For a typical client-side rendered app, something like this: a root div element followed by a script tag pointing to your main JavaScript bundle. That empty div is what GPTBot indexes. Your entire product catalogue, every page description, every structured content block — locked inside that bundle, invisible.
And blocking makes this even harder to measure
There's a third variable worth flagging: 44.9% of major websites block at least one AI crawler in their robots.txt as of June 2026, with news publishers reaching 79%. A site can be blocking GPTBot entirely while simultaneously shipping an llms.txt file. Both decisions made without clear visibility into what the crawlers would actually have seen on the unblocked pages.
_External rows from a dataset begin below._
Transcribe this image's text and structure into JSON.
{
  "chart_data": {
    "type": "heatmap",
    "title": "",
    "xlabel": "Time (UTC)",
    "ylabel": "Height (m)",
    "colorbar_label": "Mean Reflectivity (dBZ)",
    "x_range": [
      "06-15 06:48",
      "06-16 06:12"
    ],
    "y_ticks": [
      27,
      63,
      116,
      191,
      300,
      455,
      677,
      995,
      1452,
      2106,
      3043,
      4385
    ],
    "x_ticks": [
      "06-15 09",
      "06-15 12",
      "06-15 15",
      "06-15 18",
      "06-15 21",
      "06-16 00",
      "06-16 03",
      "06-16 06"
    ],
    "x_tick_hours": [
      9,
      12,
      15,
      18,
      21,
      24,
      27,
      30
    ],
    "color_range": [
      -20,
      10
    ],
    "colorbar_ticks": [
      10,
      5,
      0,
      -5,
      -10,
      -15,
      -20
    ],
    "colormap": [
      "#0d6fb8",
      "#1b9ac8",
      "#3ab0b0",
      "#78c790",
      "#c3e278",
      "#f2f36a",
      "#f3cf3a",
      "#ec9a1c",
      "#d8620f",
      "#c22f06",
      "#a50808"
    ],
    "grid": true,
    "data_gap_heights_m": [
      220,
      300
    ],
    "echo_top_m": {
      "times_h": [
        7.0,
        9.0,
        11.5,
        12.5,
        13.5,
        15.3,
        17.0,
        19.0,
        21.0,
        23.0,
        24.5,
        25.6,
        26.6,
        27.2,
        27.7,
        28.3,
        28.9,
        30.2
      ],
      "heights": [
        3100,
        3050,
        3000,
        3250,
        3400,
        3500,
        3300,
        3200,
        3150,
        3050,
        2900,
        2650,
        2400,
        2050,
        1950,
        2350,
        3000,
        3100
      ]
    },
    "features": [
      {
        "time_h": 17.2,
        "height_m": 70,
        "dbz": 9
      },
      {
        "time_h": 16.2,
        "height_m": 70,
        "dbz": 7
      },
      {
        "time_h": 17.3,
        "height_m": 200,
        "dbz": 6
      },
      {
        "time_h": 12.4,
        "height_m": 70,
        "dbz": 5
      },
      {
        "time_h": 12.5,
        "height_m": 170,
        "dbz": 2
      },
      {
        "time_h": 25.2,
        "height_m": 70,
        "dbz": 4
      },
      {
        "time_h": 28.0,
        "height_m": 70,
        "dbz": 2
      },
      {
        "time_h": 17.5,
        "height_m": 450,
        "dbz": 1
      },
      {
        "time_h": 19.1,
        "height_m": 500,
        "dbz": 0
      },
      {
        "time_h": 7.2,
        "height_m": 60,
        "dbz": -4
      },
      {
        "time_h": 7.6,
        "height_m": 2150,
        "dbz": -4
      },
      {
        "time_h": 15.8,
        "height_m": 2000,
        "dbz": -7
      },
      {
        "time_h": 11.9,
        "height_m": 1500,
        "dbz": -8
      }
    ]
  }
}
The sites most likely to care about AI crawler strategy — SaaS tools, content platforms, e-commerce built on React — tend to be the most JavaScript-heavy. The overlap between "team is thinking about AI discoverability" and "team has a rendering problem they don't know about" is probably very large.
What should you actually do here?
Start with your server logs, not your robots.txt. Filter for the AI crawler user-agent strings (GPTBot, ClaudeBot, PerplexityBot are the main ones). Check how many requests per day and which paths they're hitting. Then fetch those same URLs yourself with a bot user-agent and read what comes back. If the HTML body is mostly empty, you have a rendering problem — and no amount of llms.txt, schema markup, or meta tags will fix it.
If your site uses client-side rendering for its core content, the fix is server-side rendering or static generation. Next.js server-side rendering, Nuxt's SSR mode, or a dedicated pre-rendering layer for bot requests all work. This also helps traditional search crawlers that still have rendering queues.
For llms.txt: add it if your site has substantial documentation or reference content. The cost is low and it positions you for future support from AI platforms. Just don't mistake it for something that's working today.
The render gap is where the actual leverage is. If 69% of AI crawlers can't execute JavaScript and your site depends on JavaScript to deliver its content, that's the gap that's affecting every crawl, every day.